Health authorities in Katavi and Rukwa Regions in Tanzania have said that they are well prepared to deal with ebola cases.
Briefing reporters over the weekend Katavi Regional Medical Officer (DMO), Yahaya Hussein said that although there are no reported Ebola cases in the country, they have put in place all measures required to fight the deadly disease, which has been reported in the neighbouring Democratic Republic of Congo (DRC) with at least two deaths and a further 29 suspected cases.
The RMO said that the authorities have trained medical professionals on how to deal with the disease if it gets into the area.
Two camps have been set up in Ikola ward, Tanganyika District, and another at a health centre in Mpanda Municipality, the headquarters of Katavi Region.
“We have also put in place medical facilities, labs and a vehicle for transporting blood samples and patients who will be diagnosed with the disease," he said, adding that authorities in Tanganyika District have empowered local people living along the shores of Lake Tanganyika with a better understanding of the disease.
“There are no cases being registered so far in Tanzania, but we are alert, the outbreak of the disease is in neighbouring DRC,” said Anselmo Kapandila, Nkasi District Medical Official (DMO) in Rukwa Region.“In collaboration with security organs, we’re monitoring passengers at the border and those crossing Lake Tanganyika. It is a very hectic task, as the current interaction between Tanzanians and Congolese has been a threat to the spread of the disease.”
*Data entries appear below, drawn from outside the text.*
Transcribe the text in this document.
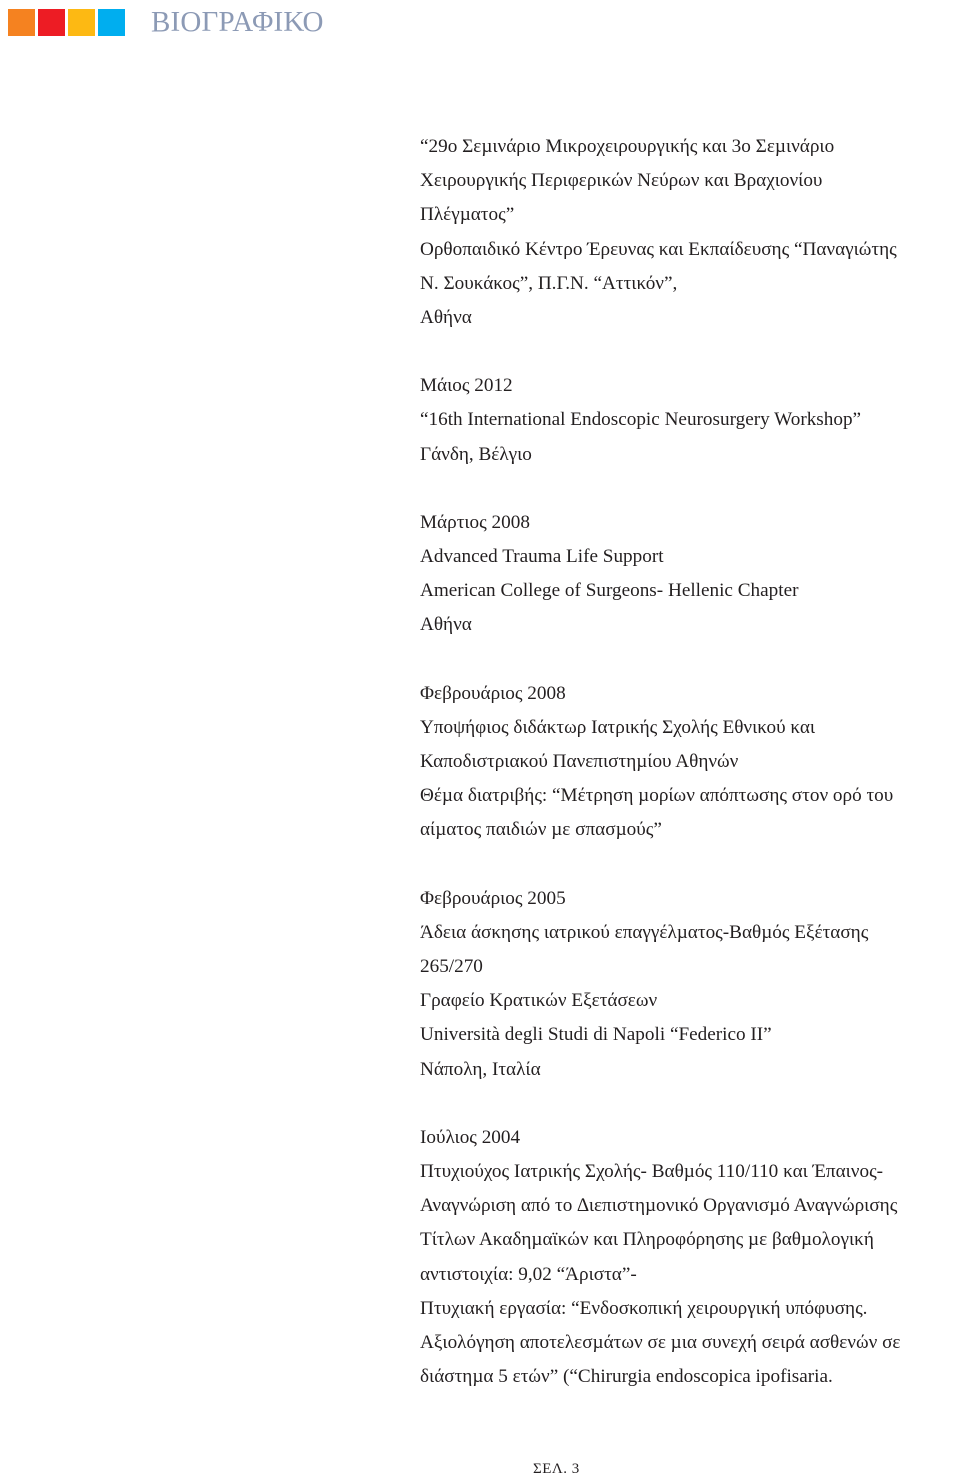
ΒΙΟΓΡΑΦΙΚΟ
“29ο Σεµινάριο Μικροχειρουργικής και 3ο Σεµινάριο
Χειρουργικής Περιφερικών Νεύρων και Βραχιονίου
Πλέγµατος”
Ορθοπαιδικό Κέντρο Έρευνας και Εκπαίδευσης “Παναγιώτης
Ν. Σουκάκος”, Π.Γ.Ν. “Αττικόν”,
Αθήνα
Μάιος 2012
“16th International Endoscopic Neurosurgery Workshop”
Γάνδη, Βέλγιο
Μάρτιος 2008
Advanced Trauma Life Support
American College of Surgeons- Hellenic Chapter
Αθήνα
Φεβρουάριος 2008
Υποψήφιος διδάκτωρ Ιατρικής Σχολής Εθνικού και
Καποδιστριακού Πανεπιστηµίου Αθηνών
Θέµα διατριβής: “Μέτρηση µορίων απόπτωσης στον ορό του
αίµατος παιδιών µε σπασµούς”
Φεβρουάριος 2005
Άδεια άσκησης ιατρικού επαγγέλµατος-Βαθµός Εξέτασης
265/270
Γραφείο Κρατικών Εξετάσεων
Università degli Studi di Napoli “Federico II”
Νάπολη, Ιταλία
Ιούλιος 2004
Πτυχιούχος Ιατρικής Σχολής- Βαθµός 110/110 και Έπαινος-
Αναγνώριση από το ∆ιεπιστηµονικό Οργανισµό Αναγνώρισης
Τίτλων Ακαδηµαϊκών και Πληροφόρησης µε βαθµολογική
αντιστοιχία: 9,02 “Άριστα”-
Πτυχιακή εργασία: “Ενδοσκοπική χειρουργική υπόφυσης.
Αξιολόγηση αποτελεσµάτων σε µια συνεχή σειρά ασθενών σε
διάστηµα 5 ετών” (“Chirurgia endoscopica ipofisaria.
ΣΕΛ. 3
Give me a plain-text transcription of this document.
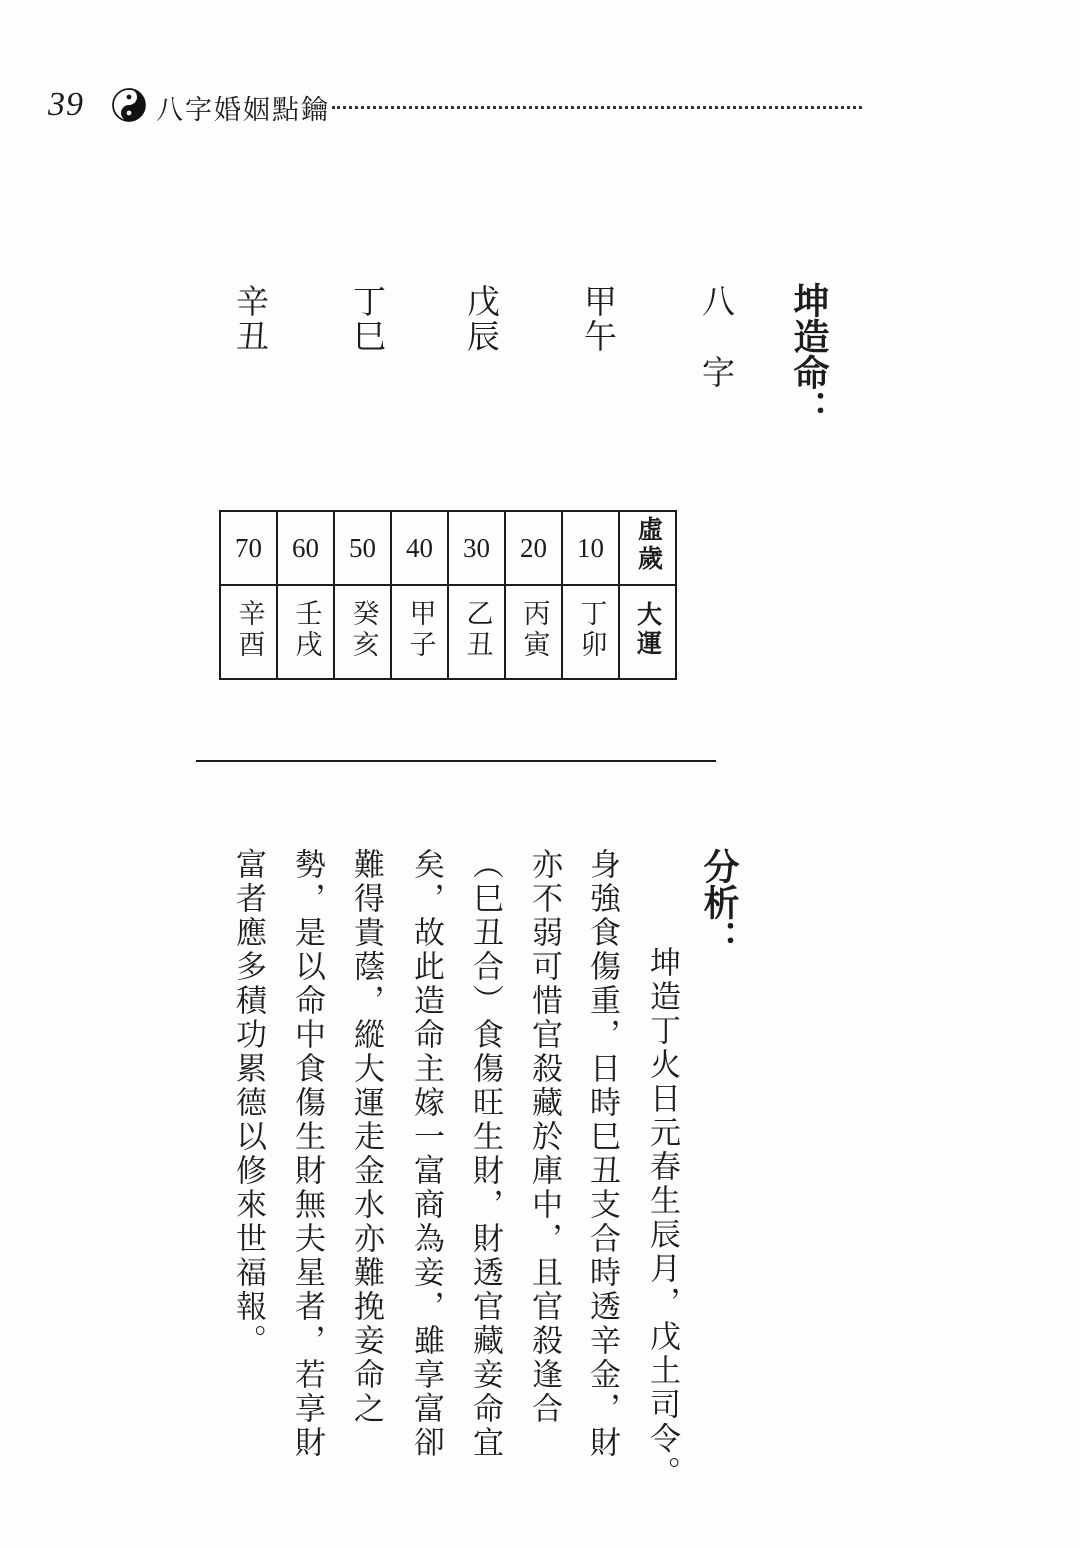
39	八字婚姻點鑰
坤造命：
八字
甲午
戊辰
丁巳
辛丑
70	60	50	40	30	20	10	虛歲
辛酉	壬戌	癸亥	甲子	乙丑	丙寅	丁卯	大運
分析：
　坤造丁火日元春生辰月，戊土司令。
身強食傷重，日時巳丑支合時透辛金，財
亦不弱可惜官殺藏於庫中，且官殺逢合
（巳丑合）食傷旺生財，財透官藏妾命宜
矣，故此造命主嫁一富商為妾，雖享富卻
難得貴蔭，縱大運走金水亦難挽妾命之
勢，是以命中食傷生財無夫星者，若享財
富者應多積功累德以修來世福報。
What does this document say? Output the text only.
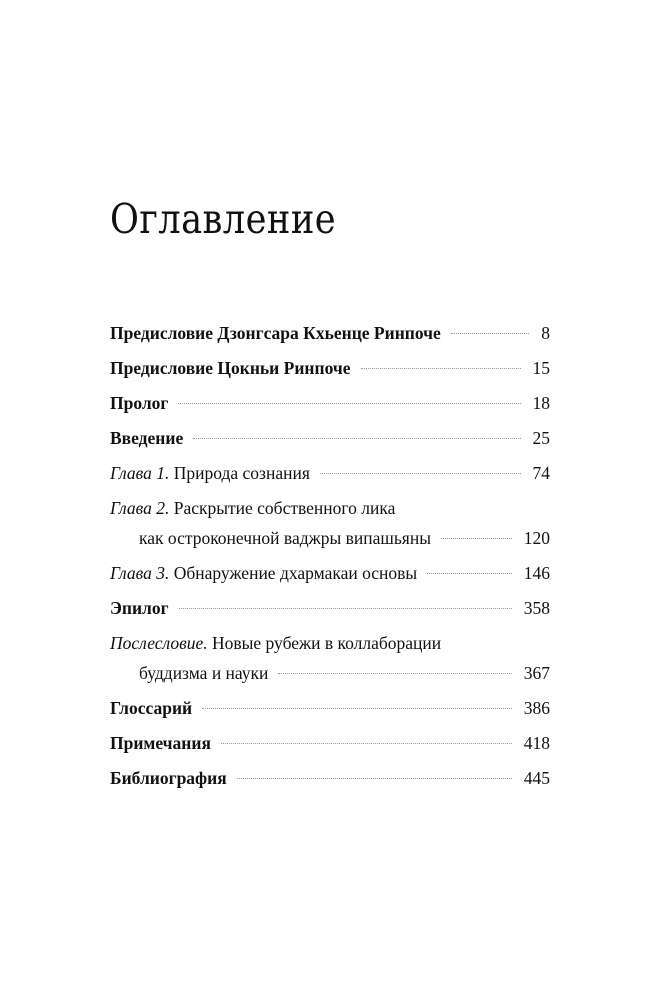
Оглавление
Предисловие Дзонгсара Кхьенце Ринпоче	8
Предисловие Цокньи Ринпоче	15
Пролог	18
Введение	25
Глава 1. Природа сознания	74
Глава 2. Раскрытие собственного лика
как остроконечной ваджры випашьяны	120
Глава 3. Обнаружение дхармакаи основы	146
Эпилог	358
Послесловие. Новые рубежи в коллаборации
буддизма и науки	367
Глоссарий	386
Примечания	418
Библиография	445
“But with the cooperation with citizenry we’ll win the battle,” Kapandila said over the phone.Other measures according to the official include; sensitising the public on the disease and the precautions needed to fight the disease, which is transmitted by direct contact with the blood, body fluids and tissues of infected animals or people.
“We are currently discouraging interaction with the central African nation, it is not safe; until when things become normal.”
We’re also reinforcing communication systems so that a person with early symptoms of the disease can be diagnosed and put under control.”
“We train them, especially those who work in the blood bank or have to take blood samples from patients, on how to handle it without risks,” he noted.
Nkasi District Commissioner, Said Mohamed Mtanda, said there are special heath facilities designated for persons who will be diagnosed with Ebola symptoms.
“We are also working with local government leaders who are required to be vigilant with the disease in their respective areas,” Mtanda said.
On May 15, this year, Permanent Secretary in the Ministry of Health, Community Development, Gender, Elderly and Children Mpoki Ulisubisya said the government dispatched a team of medical experts in six regions in an effort to improve detection and information systems against the outbreak of Ebola.
The government’s move came after World Health Organisation (WHO) declared an outbreak of Ebola in Democratic Republic of Congo (DRC) , killing at least three people and six still under treatment.
The medical experts were dispatched in Mwanza, Kagera, Kigoma, Katavi, Rukwa and Songwe regions."We chosen the five regions because they are in a great threat since the suspected people with Ebola can penetrate if precaution were not taken,” the official said
He also said other entry points which are under surveillance include all international and mini airports, Kigoma port in Lake Tanganyika, Rusumo, Kabanga and Mtukula borders in Kagera Region.
Ulisubisya said that in all entry points passengers moving across the border from DRC, must undergo thermal screen to see if they had been affected with Ebola virus.
Among measures, the official said the government had modified its national laboratories of Mbeya and Dar es Salaam to test blood samples.
Ebola virus disease (formerly known as Ebola haemorrhagic fever) is a severe, often fatal illness, with a case fatality rate of up to 90 percent. It is one of the world’s most virulent disease, according to the World Health Organisation (WHO) website.